Giving them next-generation sequencing-based PGD, however, is not easy and the company has now embarked on several studies to compare sequencing results with CMA. "It's one thing to show something works, it's another thing to offer it clinically," Munné said. "But that's what they want and so we are running randomized clinical trials."

CMA is currently Reprogenetics' "workhorse," and 95 percent of the 7,000 samples the company runs each year are analyzed using the technology. It also uses fluorescence in situ hybridization and conventional molecular karyotyping to look at specific gene defects, Munné said. In addition to using CMA for PGD, the company also has adopted Illumina's CytoSNP Karyomapping array for pre-implantation genetic diagnosis of single-gene defects. Investigators from the company and colleagues detailed their use of the new array in the journal Genetics in Medicine in May.
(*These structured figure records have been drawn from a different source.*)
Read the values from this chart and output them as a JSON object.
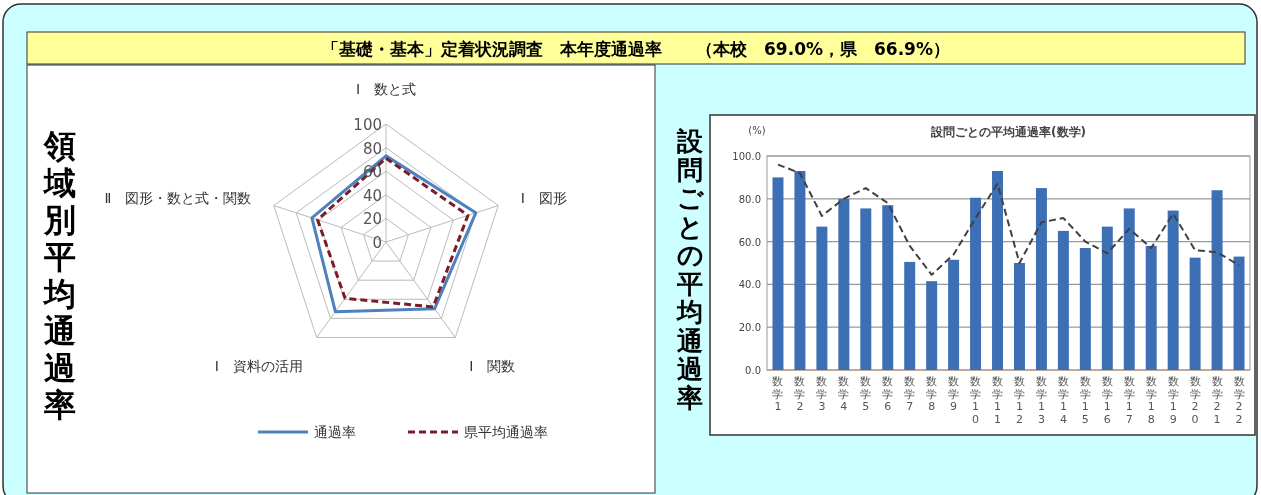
{
  "chart_data": [
    {
      "type": "radar",
      "title": "領域別平均通過率",
      "annotations": [
        "「基礎・基本」定着状況調査　本年度通過率　　（本校　69.0%，県　66.9%）"
      ],
      "categories": [
        "Ⅰ　数と式",
        "Ⅰ　図形",
        "Ⅰ　関数",
        "Ⅰ　資料の活用",
        "Ⅱ　図形・数と式・関数"
      ],
      "ylim": [
        0,
        100
      ],
      "yticks": [
        0,
        20,
        40,
        60,
        80,
        100
      ],
      "grid": true,
      "legend": "bottom",
      "series": [
        {
          "name": "通過率",
          "color": "#4f81bd",
          "line_style": "solid",
          "values": [
            73,
            80,
            70,
            73,
            66
          ]
        },
        {
          "name": "県平均通過率",
          "color": "#7b1c2a",
          "line_style": "dashed",
          "values": [
            71,
            73,
            68,
            59,
            61
          ]
        }
      ]
    },
    {
      "type": "bar",
      "title": "設問ごとの平均通過率(数学)",
      "ylabel": "(%)",
      "annotations": [
        "設問ごとの平均通過率"
      ],
      "categories": [
        "数学1",
        "数学2",
        "数学3",
        "数学4",
        "数学5",
        "数学6",
        "数学7",
        "数学8",
        "数学9",
        "数学10",
        "数学11",
        "数学12",
        "数学13",
        "数学14",
        "数学15",
        "数学16",
        "数学17",
        "数学18",
        "数学19",
        "数学20",
        "数学21",
        "数学22"
      ],
      "ylim": [
        0,
        100
      ],
      "yticks": [
        {
          "value": 0,
          "label": "0.0"
        },
        {
          "value": 20,
          "label": "20.0"
        },
        {
          "value": 40,
          "label": "40.0"
        },
        {
          "value": 60,
          "label": "60.0"
        },
        {
          "value": 80,
          "label": "80.0"
        },
        {
          "value": 100,
          "label": "100.0"
        }
      ],
      "grid": "y",
      "series": [
        {
          "type": "bar",
          "color": "#3d6fb5",
          "values": [
            90,
            93,
            67,
            80,
            75.5,
            77,
            50.5,
            41.5,
            51.5,
            80.5,
            93,
            50,
            85,
            65,
            57,
            67,
            75.5,
            58,
            74.5,
            52.5,
            84,
            53
          ]
        },
        {
          "type": "line",
          "color": "#404040",
          "line_style": "dashed",
          "marker": "none",
          "values": [
            96,
            92,
            72,
            80,
            85,
            78,
            58,
            44.5,
            54,
            71,
            87,
            50,
            69,
            71,
            60,
            54.5,
            66,
            57,
            73,
            56,
            55,
            49
          ]
        }
      ]
    }
  ]
}
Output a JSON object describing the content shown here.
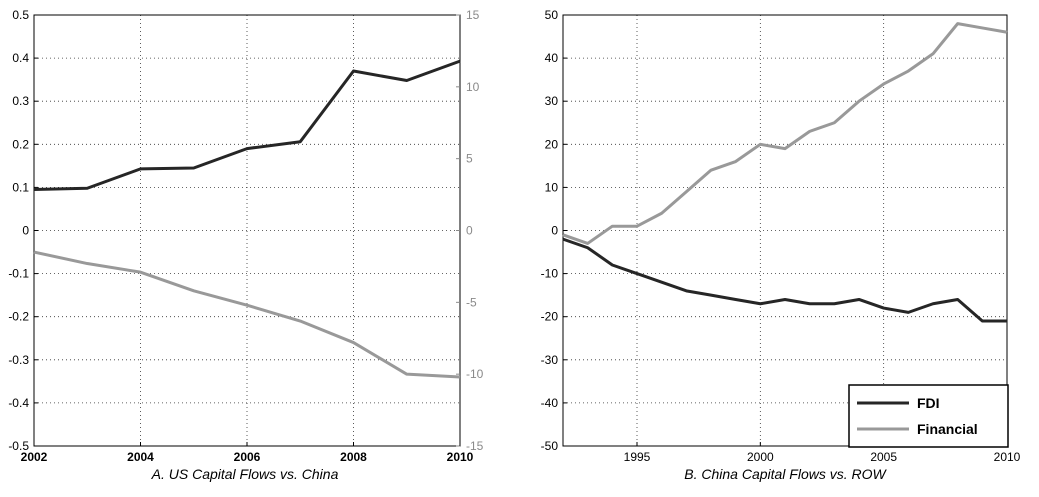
{
  "chart_data": [
    {
      "type": "line",
      "caption": "A. US Capital Flows vs. China",
      "x": [
        2002,
        2003,
        2004,
        2005,
        2006,
        2007,
        2008,
        2009,
        2010
      ],
      "xlim": [
        2002,
        2010
      ],
      "xticks": [
        2002,
        2004,
        2006,
        2008,
        2010
      ],
      "ylim": [
        -0.5,
        0.5
      ],
      "yticks": [
        -0.5,
        -0.4,
        -0.3,
        -0.2,
        -0.1,
        0,
        0.1,
        0.2,
        0.3,
        0.4,
        0.5
      ],
      "ylim_right": [
        -15,
        15
      ],
      "yticks_right": [
        -15,
        -10,
        -5,
        0,
        5,
        10,
        15
      ],
      "grid": true,
      "series": [
        {
          "axis": "left",
          "color": "#262626",
          "values": [
            0.095,
            0.098,
            0.143,
            0.145,
            0.19,
            0.206,
            0.37,
            0.348,
            0.393
          ]
        },
        {
          "axis": "right",
          "color": "#999999",
          "values": [
            -1.5,
            -2.3,
            -2.9,
            -4.2,
            -5.2,
            -6.3,
            -7.8,
            -10.0,
            -10.2
          ]
        }
      ],
      "colors": {
        "axis_right": "#8a8a8a"
      }
    },
    {
      "type": "line",
      "caption": "B. China Capital Flows vs. ROW",
      "x": [
        1992,
        1993,
        1994,
        1995,
        1996,
        1997,
        1998,
        1999,
        2000,
        2001,
        2002,
        2003,
        2004,
        2005,
        2006,
        2007,
        2008,
        2009,
        2010
      ],
      "xlim": [
        1992,
        2010
      ],
      "xticks": [
        1995,
        2000,
        2005,
        2010
      ],
      "ylim": [
        -50,
        50
      ],
      "yticks": [
        -50,
        -40,
        -30,
        -20,
        -10,
        0,
        10,
        20,
        30,
        40,
        50
      ],
      "grid": true,
      "legend_position": "bottom-right",
      "series": [
        {
          "name": "FDI",
          "color": "#262626",
          "values": [
            -2,
            -4,
            -8,
            -10,
            -12,
            -14,
            -15,
            -16,
            -17,
            -16,
            -17,
            -17,
            -16,
            -18,
            -19,
            -17,
            -16,
            -21,
            -21
          ]
        },
        {
          "name": "Financial",
          "color": "#999999",
          "values": [
            -1,
            -3,
            1,
            1,
            4,
            9,
            14,
            16,
            20,
            19,
            23,
            25,
            30,
            34,
            37,
            41,
            48,
            47,
            46
          ]
        }
      ]
    }
  ]
}
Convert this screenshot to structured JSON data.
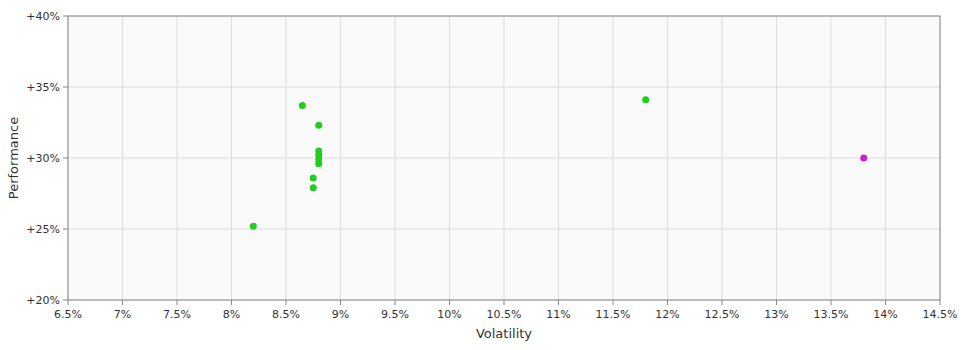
{
  "chart_data": {
    "type": "scatter",
    "xlabel": "Volatility",
    "ylabel": "Performance",
    "xlim": [
      0.065,
      0.145
    ],
    "ylim": [
      0.2,
      0.4
    ],
    "xticks": [
      {
        "value": 0.065,
        "label": "6.5%"
      },
      {
        "value": 0.07,
        "label": "7%"
      },
      {
        "value": 0.075,
        "label": "7.5%"
      },
      {
        "value": 0.08,
        "label": "8%"
      },
      {
        "value": 0.085,
        "label": "8.5%"
      },
      {
        "value": 0.09,
        "label": "9%"
      },
      {
        "value": 0.095,
        "label": "9.5%"
      },
      {
        "value": 0.1,
        "label": "10%"
      },
      {
        "value": 0.105,
        "label": "10.5%"
      },
      {
        "value": 0.11,
        "label": "11%"
      },
      {
        "value": 0.115,
        "label": "11.5%"
      },
      {
        "value": 0.12,
        "label": "12%"
      },
      {
        "value": 0.125,
        "label": "12.5%"
      },
      {
        "value": 0.13,
        "label": "13%"
      },
      {
        "value": 0.135,
        "label": "13.5%"
      },
      {
        "value": 0.14,
        "label": "14%"
      },
      {
        "value": 0.145,
        "label": "14.5%"
      }
    ],
    "yticks": [
      {
        "value": 0.2,
        "label": "+20%"
      },
      {
        "value": 0.25,
        "label": "+25%"
      },
      {
        "value": 0.3,
        "label": "+30%"
      },
      {
        "value": 0.35,
        "label": "+35%"
      },
      {
        "value": 0.4,
        "label": "+40%"
      }
    ],
    "grid": true,
    "series": [
      {
        "color": "#22cc22",
        "x": [
          0.0865,
          0.088,
          0.088,
          0.088,
          0.088,
          0.088,
          0.0875,
          0.0875,
          0.082,
          0.118
        ],
        "values": [
          0.337,
          0.323,
          0.305,
          0.302,
          0.299,
          0.296,
          0.286,
          0.279,
          0.252,
          0.341
        ]
      },
      {
        "color": "#cc22cc",
        "x": [
          0.138
        ],
        "values": [
          0.3
        ]
      }
    ]
  }
}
Looking ahead, Munné said that Reprogenetics will likely use sequencing to screen banked frozen embryos, as it will take time to collect the 98 samples needed for one low-pass sequencing run. The company will continue to use CMA for couples who want results more quickly, he said. He also said it was likely that only the busiest labs could afford to introduce next-generation sequencing for PGD at this point, given the volume requirements to make it economically feasible.

"There are probably three or four labs that could have volume in the world, but the rest I wouldn't recommend for them to buy the equipment, they should stick with array CGH because NGS will be more expensive for the time being," Munné said. "I think most customers are confusing NGS with whole-genome sequencing, but right now the only thing we can offer them is aneuploidy screening," he said. "We won't be able to offer whole-genome sequencing for several years."